BFH: Keine Steuererhöhung wegen neuer Tatsachen bei vorheriger Lieferung aller vom Finanzamt gewünschten Angaben

Verzichtet das Finanzamt gegenüber dem Steuerpflichtigen ausdrücklich auf die Abgabe einer förmlichen Feststellungserklärung und fordert ihn stattdessen zu bestimmten Angaben auf, verletzt es seine Ermittlungspflicht, wenn die geforderten Angaben für die Ermittlung des für die Grundbesitzbewertung maßgebenden Sachverhalts nicht ausreichen. Dies hat der Bundesfinanzhof mit Urteil vom 29.11.2017 klargestellt. Erfülle der Steuerpflichtige in einem solchen Fall seinerseits seine Mitwirkungspflichten, indem er die vom Finanzamt gestellten Fragen zutreffend und vollständig beantwortet, ist die Behörde nach Auffassung des BFH nach "Treu und Glauben" an einer Änderung nach § 173 Abs. 1 Nr. 1 AO gehindert, wenn es später Kenntnis von steuererhöhenden Tatsachen erlangt (Az.: II R 52/15).

Streit um Höhe der Erbschaftsteuer

Im Streitfall waren die Kläger zu drei gleichen Teilen Erben. Zum Erbe gehörten verschiedene Miet- und Geschäftsgrundstücke, die für die spätere Festsetzung der Erbschaftsteuer bewertet werden sollten. Das für die Bewertung zuständige Finanzamt forderte die Kläger auf, nähere Angaben zu den Grundstücken zu machen. Dieser Aufforderung kamen sie umfassend nach. Im Rahmen einer Außenprüfung wurden später weitere Tatsachen bekannt, die zu einer höheren Wertfeststellung führten. Daraufhin änderte das Finanzamt den Feststellungsbescheid. Einspruchs- und Klageverfahren blieben erfolglos.

BFH weitet Rechtsprechung zu bestandskräftigen Feststellungsbescheiden aus

Der BFH entschied anders. Seiner Auffassung nach durfte das Finanzamt den bestandskräftigen Feststellungsbescheid nicht nach § 173 Abs. 1 Nr. 1 AO ändern. Nach ständiger Rechtsprechung sei die Änderung eines Bescheids zum Nachteil des Steuerpflichtigen nach "Treu und Glauben" ausgeschlossen, wenn dem Finanzamt die nachträglich bekannt gewordenen Tatsachen bei ordnungsgemäßer Erfüllung der behördlichen Ermittlungspflicht nicht verborgen geblieben wären.
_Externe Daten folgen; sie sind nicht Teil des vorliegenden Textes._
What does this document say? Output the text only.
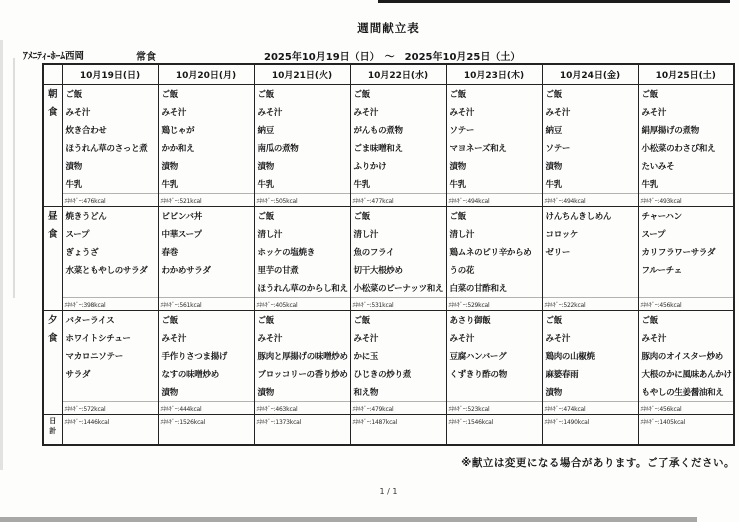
週間献立表
ｱﾒﾆﾃｨ-ﾎｰﾑ西岡	常食	2025年10月19日（日）　～　2025年10月25日（土）
	10月19日(日)	10月20日(月)	10月21日(火)	10月22日(水)	10月23日(木)	10月24日(金)	10月25日(土)

朝
食	ご飯	ご飯	ご飯	ご飯	ご飯	ご飯	ご飯
	みそ汁	みそ汁	みそ汁	みそ汁	みそ汁	みそ汁	みそ汁
	炊き合わせ	鶏じゃが	納豆	がんもの煮物	ソテー	納豆	絹厚揚げの煮物
	ほうれん草のさっと煮	かか和え	南瓜の煮物	ごま味噌和え	マヨネーズ和え	ソテー	小松菜のわさび和え
	漬物	漬物	漬物	ふりかけ	漬物	漬物	たいみそ
	牛乳	牛乳	牛乳	牛乳	牛乳	牛乳	牛乳
	ｴﾈﾙｷﾞｰ:476kcal	ｴﾈﾙｷﾞｰ:521kcal	ｴﾈﾙｷﾞｰ:505kcal	ｴﾈﾙｷﾞｰ:477kcal	ｴﾈﾙｷﾞｰ:494kcal	ｴﾈﾙｷﾞｰ:494kcal	ｴﾈﾙｷﾞｰ:493kcal

昼
食	焼きうどん	ビビンバ丼	ご飯	ご飯	ご飯	けんちんきしめん	チャーハン
	スープ	中華スープ	清し汁	清し汁	清し汁	コロッケ	スープ
	ぎょうざ	春巻	ホッケの塩焼き	魚のフライ	鶏ムネのピリ辛からめ	ゼリー	カリフラワーサラダ
	水菜ともやしのサラダ	わかめサラダ	里芋の甘煮	切干大根炒め	うの花		フルーチェ
			ほうれん草のからし和え	小松菜のピーナッツ和え	白菜の甘酢和え		
	ｴﾈﾙｷﾞｰ:398kcal	ｴﾈﾙｷﾞｰ:561kcal	ｴﾈﾙｷﾞｰ:405kcal	ｴﾈﾙｷﾞｰ:531kcal	ｴﾈﾙｷﾞｰ:529kcal	ｴﾈﾙｷﾞｰ:522kcal	ｴﾈﾙｷﾞｰ:456kcal

夕
食	バターライス	ご飯	ご飯	ご飯	あさり御飯	ご飯	ご飯
	ホワイトシチュー	みそ汁	みそ汁	みそ汁	みそ汁	みそ汁	みそ汁
	マカロニソテー	手作りさつま揚げ	豚肉と厚揚げの味噌炒め	かに玉	豆腐ハンバーグ	鶏肉の山椒焼	豚肉のオイスター炒め
	サラダ	なすの味噌炒め	ブロッコリーの香り炒め	ひじきの炒り煮	くずきり酢の物	麻婆春雨	大根のかに風味あんかけ
		漬物	漬物	和え物		漬物	もやしの生姜醤油和え
	ｴﾈﾙｷﾞｰ:572kcal	ｴﾈﾙｷﾞｰ:444kcal	ｴﾈﾙｷﾞｰ:463kcal	ｴﾈﾙｷﾞｰ:479kcal	ｴﾈﾙｷﾞｰ:523kcal	ｴﾈﾙｷﾞｰ:474kcal	ｴﾈﾙｷﾞｰ:456kcal

日
計	ｴﾈﾙｷﾞｰ:1446kcal	ｴﾈﾙｷﾞｰ:1526kcal	ｴﾈﾙｷﾞｰ:1373kcal	ｴﾈﾙｷﾞｰ:1487kcal	ｴﾈﾙｷﾞｰ:1546kcal	ｴﾈﾙｷﾞｰ:1490kcal	ｴﾈﾙｷﾞｰ:1405kcal
※献立は変更になる場合があります。ご了承ください。
1 / 1
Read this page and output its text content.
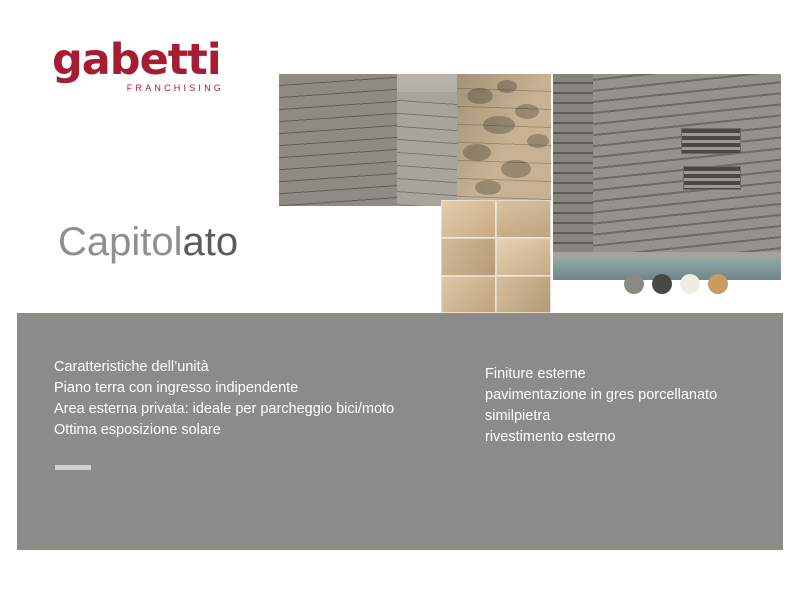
gabetti
FRANCHISING
Capitolato
Caratteristiche dell’unità
Piano terra con ingresso indipendente
Area esterna privata: ideale per parcheggio bici/moto
Ottima esposizione solare
Finiture esterne
pavimentazione in gres porcellanato
similpietra
rivestimento esterno
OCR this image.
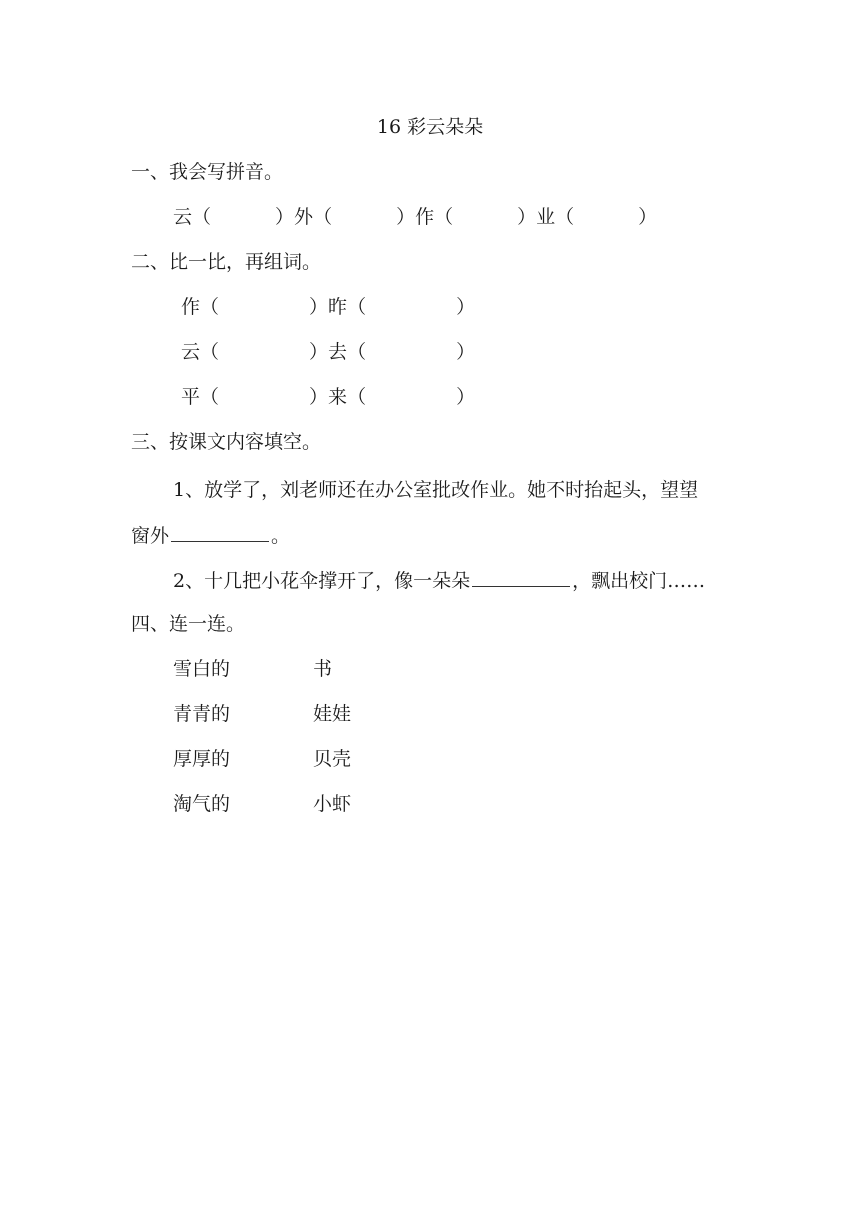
16 彩云朵朵
一、我会写拼音。
云（	）外（	）作（	）业（	）
二、比一比，再组词。
作（	）昨（	）
云（	）去（	）
平（	）来（	）
三、按课文内容填空。
1、放学了，刘老师还在办公室批改作业。她不时抬起头，望望
窗外	。
2、十几把小花伞撑开了，像一朵朵	，飘出校门……
四、连一连。
雪白的	书
青青的	娃娃
厚厚的	贝壳
淘气的	小虾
Dasselbe gilt laut BFH, wenn das Finanzamt gegenüber dem Steuerpflichtigen ausdrücklich auf die Abgabe einer förmlichen Erklärung verzichtet und ihn stattdessen zu bestimmten Angaben auffordert. Beantworte der Steuerpflichtige die gestellten Fragen zutreffend und vollständig, sei das Finanzamt an einer Änderung des Bescheids auch dann gehindert, wenn es zuvor falsche oder unzutreffende Fragen an den Steuerpflichtigen gestellt habe.

Änderung nach Ablauf der Feststellungsfrist nicht zwingend ausgeschlossen

Ein weiterer Aspekt der Entscheidung betraf die Frage, ob der Feststellungsbescheid nach Ablauf der Feststellungsfrist überhaupt noch geändert werden durfte. Dies sei zwar nicht von vornherein ausgeschlossen (§ 181 Abs. 5 Satz 1 AO), könne aber nicht auf einen "Vorbehalt der Nachprüfung" (§ 164 Abs. 2 AO) gestützt werden, entschied der BFH.

BFH, Urteil vom 29.11.2017 - II R 52/15

Redaktion beck-aktuell, 25. April 2018.